The wisdom of Solomon? Solomon lived life with all the gusto you can. He experienced everything life had to offer, he dipped into every phase of possible enjoyment. He had lands and houses, slaves and servants, power and repute, riches immeasurable. He engaged in great philanthropic enterprises, experimented with botany, and stored up treasures of all sorts. Furthermore, with each experiment he conducted, he said, “my wisdom remained with me” (Eccles. 2:2; 2:9). When it was said and done, he determined that “all was vanity and vexation of spirit and there was no profit under the sun” (2:11). He ultimately concluded, after all had been said, and in perhaps the wisest of all his statements, “...fear God and keep His commandments, for this is the whole duty of man” (Eccles. 12:13). Consider the wisdom of Solomon. He tried it all; but he reached the proper conclusion about life.

The meekness of Moses? Moses was reared in Pharaoh’s house. He had everything, what was described as “great riches,” and “treasures in Egypt” (Heb. 11:25-26). But in the midst of all this power and wealth, he choose–deliberately chose–“...to suffer affliction with the people of God, rather than the pleasures of sin for a season.” Why? Because, “he had respect unto the recompense of the reward” (11:26). He saw, by faith, something better. He took control of his faith and, in doing so, made himself the object of scorn and disdain in a true statement of meekness. He put his strength under control. He managed himself in accordance with what he understood to be the greater. To subordinate one’s will to the will of God is the essence of meekness. Moses demonstrated that meekness in a most marvelous manner.

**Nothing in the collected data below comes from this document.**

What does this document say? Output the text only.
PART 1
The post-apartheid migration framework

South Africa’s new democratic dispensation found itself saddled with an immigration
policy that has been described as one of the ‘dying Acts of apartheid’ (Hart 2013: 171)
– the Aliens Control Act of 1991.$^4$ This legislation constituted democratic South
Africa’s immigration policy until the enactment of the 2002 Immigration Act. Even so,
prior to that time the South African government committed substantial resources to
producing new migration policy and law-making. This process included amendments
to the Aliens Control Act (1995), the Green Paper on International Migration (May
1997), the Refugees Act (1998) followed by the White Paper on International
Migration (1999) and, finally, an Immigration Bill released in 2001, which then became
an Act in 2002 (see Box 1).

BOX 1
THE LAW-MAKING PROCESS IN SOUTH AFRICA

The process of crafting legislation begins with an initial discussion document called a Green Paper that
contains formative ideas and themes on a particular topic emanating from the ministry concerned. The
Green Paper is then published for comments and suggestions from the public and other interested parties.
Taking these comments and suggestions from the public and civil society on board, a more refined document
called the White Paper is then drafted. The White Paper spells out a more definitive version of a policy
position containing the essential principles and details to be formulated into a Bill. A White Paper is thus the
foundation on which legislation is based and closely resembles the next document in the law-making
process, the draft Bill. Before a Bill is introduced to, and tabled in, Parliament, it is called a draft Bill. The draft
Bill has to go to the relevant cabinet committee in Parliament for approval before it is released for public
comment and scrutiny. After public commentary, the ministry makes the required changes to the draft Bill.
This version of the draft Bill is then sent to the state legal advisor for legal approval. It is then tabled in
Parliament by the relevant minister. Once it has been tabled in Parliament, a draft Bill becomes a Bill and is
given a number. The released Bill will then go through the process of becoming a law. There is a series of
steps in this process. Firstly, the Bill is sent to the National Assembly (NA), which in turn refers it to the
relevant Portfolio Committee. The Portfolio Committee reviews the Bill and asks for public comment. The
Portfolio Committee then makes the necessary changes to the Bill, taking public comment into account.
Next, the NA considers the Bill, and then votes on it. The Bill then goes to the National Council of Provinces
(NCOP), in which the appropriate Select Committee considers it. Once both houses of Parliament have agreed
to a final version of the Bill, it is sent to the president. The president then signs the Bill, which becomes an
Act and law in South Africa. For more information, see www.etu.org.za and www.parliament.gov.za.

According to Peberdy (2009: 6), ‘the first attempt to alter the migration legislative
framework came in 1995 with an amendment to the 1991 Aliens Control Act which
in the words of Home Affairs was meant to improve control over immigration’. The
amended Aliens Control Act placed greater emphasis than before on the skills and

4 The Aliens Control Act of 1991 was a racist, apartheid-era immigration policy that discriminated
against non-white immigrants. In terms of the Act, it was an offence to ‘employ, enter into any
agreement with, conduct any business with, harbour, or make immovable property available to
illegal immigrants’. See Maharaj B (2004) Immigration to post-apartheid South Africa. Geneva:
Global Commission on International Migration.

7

The devotion of Paul? Saul was an enemy of the church in his early years. He calls himself a “Hebrew of Hebrews” (Phil. 3:5). He was likely destined for greatness in the religion of the Jews. This same Saul was to become the Apostle Paul, the most intense defender of the faith of his or any other time. He “suffered the loss of all things” that he might win Christ. He counted all the worldly things he had discarded as mere refuge in order to maintain his devotion to the cause of his Master, Jesus. He was beaten, shipwrecked, had his brethren swore out oaths to slay him. He was stoned and left for dead, was in perils of various sorts (see 2 Cor. 11:22-28), and walked with death at his heels all the days of his life. Yet, was it not he who said, “our light affliction, which is but for a moment worketh for us a far greater and eternal weight of glory” (2 Cor.4:17-18)? See his devotion–his total commitment to the cause, his unfaltering faith in Jesus Christ. What a great example of devotion.

Or all the others? On and on we could go. What about the heart of David, or the humility of John the Baptist, or the courage of Peter, or the love of the Apostle John, or the encouraging words of Barnabas? They were all people, people just like you and me. God has given us information about them so that we might learn how to please Him and what to do to avoid His displeasure. What a wonderful book, this Bible! What a people book!